When we consider training over the life cycle of an employee, it is clear that not all training is the same. A new employee doesn’t receive the same training as someone who has been around for 1 year or 5 years. The difference is more than just the content that changes, but how the training is done. We’ll take a look a how training might look across 5 successive stages of employee training. We’ll start at onboarding a new team member, all the way until they become community leaders.
5 Stages of Employee Training
No business can succeed without onboarding training. At this stage we are giving learners the basic information to competently (and legally) start work such as workplace policies and safety training. Training now is just like checking things off of a list– one and done.
The focus in this stage is on friendly guidance for the learner and ensuring compliance. We want to keep the content ordered to prevent the learner from getting lost. Managers can use reminders and check-ins to keep the learner on track.
At this point, we have the basics out of the way and are now training things that are unique to the business. These skills can’t be mastered in one sitting, they will require repetition.
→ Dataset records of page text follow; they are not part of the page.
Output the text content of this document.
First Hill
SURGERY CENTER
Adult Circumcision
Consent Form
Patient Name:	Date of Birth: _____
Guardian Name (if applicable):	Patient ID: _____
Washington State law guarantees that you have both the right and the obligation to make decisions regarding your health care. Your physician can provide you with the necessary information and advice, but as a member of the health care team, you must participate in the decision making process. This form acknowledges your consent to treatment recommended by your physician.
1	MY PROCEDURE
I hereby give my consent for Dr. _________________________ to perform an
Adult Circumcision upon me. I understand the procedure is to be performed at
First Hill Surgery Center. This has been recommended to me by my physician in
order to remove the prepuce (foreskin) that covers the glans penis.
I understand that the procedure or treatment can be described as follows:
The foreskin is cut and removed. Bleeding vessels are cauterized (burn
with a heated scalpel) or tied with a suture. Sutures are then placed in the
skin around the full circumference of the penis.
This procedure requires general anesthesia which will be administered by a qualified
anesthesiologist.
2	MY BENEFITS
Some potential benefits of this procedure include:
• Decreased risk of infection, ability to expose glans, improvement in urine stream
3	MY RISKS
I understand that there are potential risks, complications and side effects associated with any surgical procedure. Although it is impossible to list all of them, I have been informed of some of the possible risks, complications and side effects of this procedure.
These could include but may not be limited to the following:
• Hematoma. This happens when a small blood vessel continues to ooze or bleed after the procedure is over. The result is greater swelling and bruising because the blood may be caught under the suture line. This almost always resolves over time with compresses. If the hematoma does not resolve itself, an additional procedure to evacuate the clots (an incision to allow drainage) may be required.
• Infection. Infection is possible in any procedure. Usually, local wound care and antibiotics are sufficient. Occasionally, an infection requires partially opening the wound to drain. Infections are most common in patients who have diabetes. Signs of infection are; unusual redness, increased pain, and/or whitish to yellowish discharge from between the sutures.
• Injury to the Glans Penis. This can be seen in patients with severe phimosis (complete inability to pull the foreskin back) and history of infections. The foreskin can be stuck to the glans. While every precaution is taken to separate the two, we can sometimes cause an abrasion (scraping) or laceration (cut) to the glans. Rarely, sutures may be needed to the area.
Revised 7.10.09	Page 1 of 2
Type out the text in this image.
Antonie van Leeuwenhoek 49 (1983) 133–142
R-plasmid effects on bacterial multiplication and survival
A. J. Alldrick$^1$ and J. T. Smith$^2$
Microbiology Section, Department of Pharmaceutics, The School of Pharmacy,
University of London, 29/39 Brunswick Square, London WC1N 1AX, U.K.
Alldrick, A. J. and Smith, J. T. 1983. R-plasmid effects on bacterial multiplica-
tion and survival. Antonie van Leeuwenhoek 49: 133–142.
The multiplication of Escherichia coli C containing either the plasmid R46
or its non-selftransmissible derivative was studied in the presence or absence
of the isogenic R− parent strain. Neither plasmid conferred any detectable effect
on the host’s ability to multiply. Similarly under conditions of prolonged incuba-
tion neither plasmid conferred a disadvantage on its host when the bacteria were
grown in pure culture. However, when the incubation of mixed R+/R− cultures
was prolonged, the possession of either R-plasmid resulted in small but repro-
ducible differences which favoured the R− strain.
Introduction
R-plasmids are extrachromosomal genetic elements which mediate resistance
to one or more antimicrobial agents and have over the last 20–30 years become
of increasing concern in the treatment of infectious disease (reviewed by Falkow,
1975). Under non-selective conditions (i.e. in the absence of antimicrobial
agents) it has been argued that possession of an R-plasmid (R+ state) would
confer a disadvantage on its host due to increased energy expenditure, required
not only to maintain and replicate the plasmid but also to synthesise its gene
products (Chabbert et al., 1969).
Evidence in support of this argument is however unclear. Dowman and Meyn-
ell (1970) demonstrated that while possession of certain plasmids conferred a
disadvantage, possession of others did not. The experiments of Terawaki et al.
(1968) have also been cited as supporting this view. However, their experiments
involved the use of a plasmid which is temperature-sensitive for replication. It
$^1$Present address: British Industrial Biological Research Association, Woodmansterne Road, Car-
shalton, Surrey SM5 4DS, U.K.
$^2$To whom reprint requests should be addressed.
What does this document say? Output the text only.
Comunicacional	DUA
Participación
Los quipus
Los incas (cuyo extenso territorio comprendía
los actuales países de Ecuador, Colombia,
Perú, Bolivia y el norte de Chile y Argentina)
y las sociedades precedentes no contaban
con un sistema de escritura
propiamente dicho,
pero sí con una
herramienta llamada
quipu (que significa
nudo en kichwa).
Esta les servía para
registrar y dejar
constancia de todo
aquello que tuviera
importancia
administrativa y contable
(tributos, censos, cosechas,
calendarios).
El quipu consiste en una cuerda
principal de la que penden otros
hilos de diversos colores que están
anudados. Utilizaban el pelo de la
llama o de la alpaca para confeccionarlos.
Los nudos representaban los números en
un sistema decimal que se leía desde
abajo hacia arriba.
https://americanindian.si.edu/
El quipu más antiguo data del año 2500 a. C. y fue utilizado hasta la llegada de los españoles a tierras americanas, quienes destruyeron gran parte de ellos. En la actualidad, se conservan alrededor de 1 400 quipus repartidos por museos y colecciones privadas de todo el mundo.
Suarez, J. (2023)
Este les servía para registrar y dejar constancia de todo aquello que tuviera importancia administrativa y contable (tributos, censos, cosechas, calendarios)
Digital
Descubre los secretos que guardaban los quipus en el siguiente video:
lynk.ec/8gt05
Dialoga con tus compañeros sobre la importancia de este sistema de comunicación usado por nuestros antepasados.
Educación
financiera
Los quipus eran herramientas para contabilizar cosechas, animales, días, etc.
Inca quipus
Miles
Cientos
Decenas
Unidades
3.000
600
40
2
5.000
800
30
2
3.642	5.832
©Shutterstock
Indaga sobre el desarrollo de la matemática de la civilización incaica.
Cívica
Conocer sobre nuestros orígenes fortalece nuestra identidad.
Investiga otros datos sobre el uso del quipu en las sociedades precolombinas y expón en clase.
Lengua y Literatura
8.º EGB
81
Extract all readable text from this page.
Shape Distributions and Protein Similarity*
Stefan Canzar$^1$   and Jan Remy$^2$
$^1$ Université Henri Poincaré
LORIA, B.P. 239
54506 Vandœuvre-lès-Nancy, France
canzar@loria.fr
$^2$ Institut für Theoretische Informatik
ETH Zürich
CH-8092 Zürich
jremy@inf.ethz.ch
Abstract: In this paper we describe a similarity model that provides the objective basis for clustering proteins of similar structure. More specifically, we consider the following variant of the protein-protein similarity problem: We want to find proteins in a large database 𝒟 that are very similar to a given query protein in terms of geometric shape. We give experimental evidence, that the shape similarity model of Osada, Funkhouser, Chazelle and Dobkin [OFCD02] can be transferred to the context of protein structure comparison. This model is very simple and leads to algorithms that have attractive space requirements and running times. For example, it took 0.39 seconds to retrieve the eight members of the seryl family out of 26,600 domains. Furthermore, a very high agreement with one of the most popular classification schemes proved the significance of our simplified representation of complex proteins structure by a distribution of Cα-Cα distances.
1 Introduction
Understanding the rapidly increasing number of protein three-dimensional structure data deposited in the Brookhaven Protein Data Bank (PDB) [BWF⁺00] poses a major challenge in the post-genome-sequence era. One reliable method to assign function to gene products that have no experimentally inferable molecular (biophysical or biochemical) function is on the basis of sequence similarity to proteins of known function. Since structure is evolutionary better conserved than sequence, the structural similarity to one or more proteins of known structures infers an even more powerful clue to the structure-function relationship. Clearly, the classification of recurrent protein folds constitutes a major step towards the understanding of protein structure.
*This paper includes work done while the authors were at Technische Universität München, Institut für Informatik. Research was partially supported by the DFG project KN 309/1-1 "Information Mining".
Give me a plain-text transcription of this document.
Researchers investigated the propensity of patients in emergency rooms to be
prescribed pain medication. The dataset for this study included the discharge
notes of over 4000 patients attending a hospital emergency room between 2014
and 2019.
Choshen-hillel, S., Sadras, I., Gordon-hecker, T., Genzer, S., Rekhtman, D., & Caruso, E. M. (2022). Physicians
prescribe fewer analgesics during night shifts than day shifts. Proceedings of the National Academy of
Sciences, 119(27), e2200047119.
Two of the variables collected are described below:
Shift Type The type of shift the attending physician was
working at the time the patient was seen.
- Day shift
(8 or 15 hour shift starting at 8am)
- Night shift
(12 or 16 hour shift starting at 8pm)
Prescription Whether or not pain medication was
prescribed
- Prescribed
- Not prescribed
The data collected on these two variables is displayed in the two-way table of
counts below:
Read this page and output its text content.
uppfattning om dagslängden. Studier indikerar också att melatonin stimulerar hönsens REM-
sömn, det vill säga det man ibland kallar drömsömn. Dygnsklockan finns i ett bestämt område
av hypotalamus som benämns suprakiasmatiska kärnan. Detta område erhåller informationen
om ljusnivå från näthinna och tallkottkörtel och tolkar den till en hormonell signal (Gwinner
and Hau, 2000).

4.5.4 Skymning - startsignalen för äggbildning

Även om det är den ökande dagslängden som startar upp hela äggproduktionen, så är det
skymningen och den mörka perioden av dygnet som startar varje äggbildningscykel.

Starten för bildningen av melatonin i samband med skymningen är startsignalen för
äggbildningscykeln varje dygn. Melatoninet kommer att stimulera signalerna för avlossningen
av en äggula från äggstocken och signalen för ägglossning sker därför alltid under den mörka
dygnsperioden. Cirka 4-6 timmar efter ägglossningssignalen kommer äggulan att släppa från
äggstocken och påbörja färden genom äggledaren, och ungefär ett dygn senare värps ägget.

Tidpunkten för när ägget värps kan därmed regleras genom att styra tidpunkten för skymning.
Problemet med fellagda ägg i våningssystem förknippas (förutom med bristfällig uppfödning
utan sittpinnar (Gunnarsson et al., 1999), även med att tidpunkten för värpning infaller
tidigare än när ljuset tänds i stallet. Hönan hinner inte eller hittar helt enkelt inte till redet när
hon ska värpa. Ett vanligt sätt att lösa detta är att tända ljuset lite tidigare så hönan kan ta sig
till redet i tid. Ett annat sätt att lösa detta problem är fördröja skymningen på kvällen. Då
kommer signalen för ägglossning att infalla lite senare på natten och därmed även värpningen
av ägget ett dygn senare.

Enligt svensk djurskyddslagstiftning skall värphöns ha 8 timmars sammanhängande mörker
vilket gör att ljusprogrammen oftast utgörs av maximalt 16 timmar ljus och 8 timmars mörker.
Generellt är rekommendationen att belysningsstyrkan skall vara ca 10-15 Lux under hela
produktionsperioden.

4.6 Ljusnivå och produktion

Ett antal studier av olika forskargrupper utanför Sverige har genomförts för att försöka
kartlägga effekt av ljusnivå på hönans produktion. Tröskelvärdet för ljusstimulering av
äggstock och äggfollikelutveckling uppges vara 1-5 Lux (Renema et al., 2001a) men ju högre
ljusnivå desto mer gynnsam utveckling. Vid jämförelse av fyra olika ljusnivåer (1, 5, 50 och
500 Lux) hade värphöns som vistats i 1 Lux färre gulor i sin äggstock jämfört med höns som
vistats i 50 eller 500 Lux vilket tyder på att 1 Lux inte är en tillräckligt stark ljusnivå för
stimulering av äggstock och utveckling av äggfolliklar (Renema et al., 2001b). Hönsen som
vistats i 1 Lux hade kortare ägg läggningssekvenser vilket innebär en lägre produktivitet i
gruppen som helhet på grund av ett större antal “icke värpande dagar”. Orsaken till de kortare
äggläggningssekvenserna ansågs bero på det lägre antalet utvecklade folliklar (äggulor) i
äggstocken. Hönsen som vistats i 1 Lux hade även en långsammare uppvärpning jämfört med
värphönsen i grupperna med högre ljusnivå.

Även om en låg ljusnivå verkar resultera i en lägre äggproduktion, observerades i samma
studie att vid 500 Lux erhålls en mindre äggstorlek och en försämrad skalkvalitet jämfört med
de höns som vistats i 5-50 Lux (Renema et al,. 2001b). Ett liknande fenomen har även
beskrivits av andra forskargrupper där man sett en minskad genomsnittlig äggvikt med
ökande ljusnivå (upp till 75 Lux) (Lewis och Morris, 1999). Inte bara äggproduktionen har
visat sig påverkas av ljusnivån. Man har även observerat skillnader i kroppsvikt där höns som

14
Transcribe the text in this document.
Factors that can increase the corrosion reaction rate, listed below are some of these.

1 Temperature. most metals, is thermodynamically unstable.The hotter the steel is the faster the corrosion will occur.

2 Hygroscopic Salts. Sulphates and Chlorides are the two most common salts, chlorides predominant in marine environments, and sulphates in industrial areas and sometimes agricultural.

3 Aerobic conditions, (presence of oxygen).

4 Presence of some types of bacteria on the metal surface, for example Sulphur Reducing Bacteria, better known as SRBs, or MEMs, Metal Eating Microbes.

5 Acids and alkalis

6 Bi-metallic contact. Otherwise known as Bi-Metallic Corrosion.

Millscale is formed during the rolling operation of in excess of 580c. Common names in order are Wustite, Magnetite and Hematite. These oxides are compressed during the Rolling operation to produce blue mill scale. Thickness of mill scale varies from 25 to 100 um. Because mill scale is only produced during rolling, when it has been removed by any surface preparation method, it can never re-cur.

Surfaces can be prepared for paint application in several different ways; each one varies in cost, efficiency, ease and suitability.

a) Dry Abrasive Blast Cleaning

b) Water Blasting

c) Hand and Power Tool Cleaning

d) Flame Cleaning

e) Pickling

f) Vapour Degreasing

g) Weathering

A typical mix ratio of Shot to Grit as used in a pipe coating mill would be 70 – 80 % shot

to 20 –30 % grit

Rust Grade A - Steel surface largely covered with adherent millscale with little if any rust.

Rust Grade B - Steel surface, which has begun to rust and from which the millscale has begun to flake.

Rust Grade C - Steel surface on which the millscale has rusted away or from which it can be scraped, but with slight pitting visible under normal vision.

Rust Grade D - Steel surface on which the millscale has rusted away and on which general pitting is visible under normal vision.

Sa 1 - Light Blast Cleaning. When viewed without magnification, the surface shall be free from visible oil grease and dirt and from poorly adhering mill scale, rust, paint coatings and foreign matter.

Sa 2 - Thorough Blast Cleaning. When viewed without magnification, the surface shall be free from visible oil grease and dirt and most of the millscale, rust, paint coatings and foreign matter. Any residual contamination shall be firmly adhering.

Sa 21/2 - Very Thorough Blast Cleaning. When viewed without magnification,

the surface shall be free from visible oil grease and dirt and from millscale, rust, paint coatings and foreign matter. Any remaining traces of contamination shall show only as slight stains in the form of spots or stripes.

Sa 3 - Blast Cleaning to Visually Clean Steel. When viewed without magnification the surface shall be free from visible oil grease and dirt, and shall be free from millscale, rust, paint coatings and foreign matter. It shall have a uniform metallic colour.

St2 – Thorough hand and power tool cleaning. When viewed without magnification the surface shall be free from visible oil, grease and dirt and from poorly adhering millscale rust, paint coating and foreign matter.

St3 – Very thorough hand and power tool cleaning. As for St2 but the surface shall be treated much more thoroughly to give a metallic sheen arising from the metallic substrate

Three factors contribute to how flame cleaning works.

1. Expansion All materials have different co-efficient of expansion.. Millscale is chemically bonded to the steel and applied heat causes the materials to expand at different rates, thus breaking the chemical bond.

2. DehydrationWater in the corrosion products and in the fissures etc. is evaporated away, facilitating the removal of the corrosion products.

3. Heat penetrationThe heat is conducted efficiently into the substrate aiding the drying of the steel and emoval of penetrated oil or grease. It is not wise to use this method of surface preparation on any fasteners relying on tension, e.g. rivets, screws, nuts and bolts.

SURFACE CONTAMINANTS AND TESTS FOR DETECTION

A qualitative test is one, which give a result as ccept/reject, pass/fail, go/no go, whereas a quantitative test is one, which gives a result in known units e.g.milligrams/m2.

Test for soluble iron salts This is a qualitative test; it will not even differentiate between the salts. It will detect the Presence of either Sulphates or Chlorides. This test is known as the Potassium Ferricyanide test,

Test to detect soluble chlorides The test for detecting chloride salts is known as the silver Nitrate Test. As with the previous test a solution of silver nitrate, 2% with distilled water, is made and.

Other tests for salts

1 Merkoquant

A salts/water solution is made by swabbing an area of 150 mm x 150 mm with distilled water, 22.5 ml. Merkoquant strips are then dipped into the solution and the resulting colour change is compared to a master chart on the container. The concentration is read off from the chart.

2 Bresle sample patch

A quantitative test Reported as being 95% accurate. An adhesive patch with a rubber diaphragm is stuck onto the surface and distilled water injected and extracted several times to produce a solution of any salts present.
Memorizing 50 recipes and being able to execute them on the spot isn’t the same as remembering a descriptive fact.
Practice is ongoing and relatively unstructured; consistent engagement is important. As a result, training content must be bite-sized and easily searched. We might incorporate more interactivity, gamification, and scheduled activities that encourage the learner to stick with it over time.
Businesses don’t stay the same and inevitably we’ll need training that supports change. This might look like promotions, new products, or updated operational procedures. Change for a business usually comes with a timeline. Consequently, training is required to meet this timeline as well.
At this stage communication is critical. Your training department needs reliable avenues to send notifications, reminders, or otherwise grab attention. Tools to specifically report on new content and segment previously complete versus new learners can be a great help.
Employees want to boost their skills and advance their careers. In this stage, training is focused on deeper learning topics such as leadership and management. Advanced courses should be available but not required.
We want to provide learning paths that go beyond “normal” required training; either manager or self initiated. These paths should be specialized and rewarding without punishing those who aren’t looking to advance their career yet.
Veteran employees are valuable parts of every business. Outside of receiving change-related training or advancing their careers, they also have an important role in training. Experienced employees are the drivers of informal learning in a community.
Here, we can focus on providing shared spaces to help newer employees connect with the rest of the team. Initiatives such as mentorship programs or knowledge bases are areas where experienced employees can have a big impact.
It’s easy to feel like training is all about one aspect (onboarding, or career development, or practice) and miss the big picture. However, a mature training program should continually improve all aspects across the 5 stages of employee training.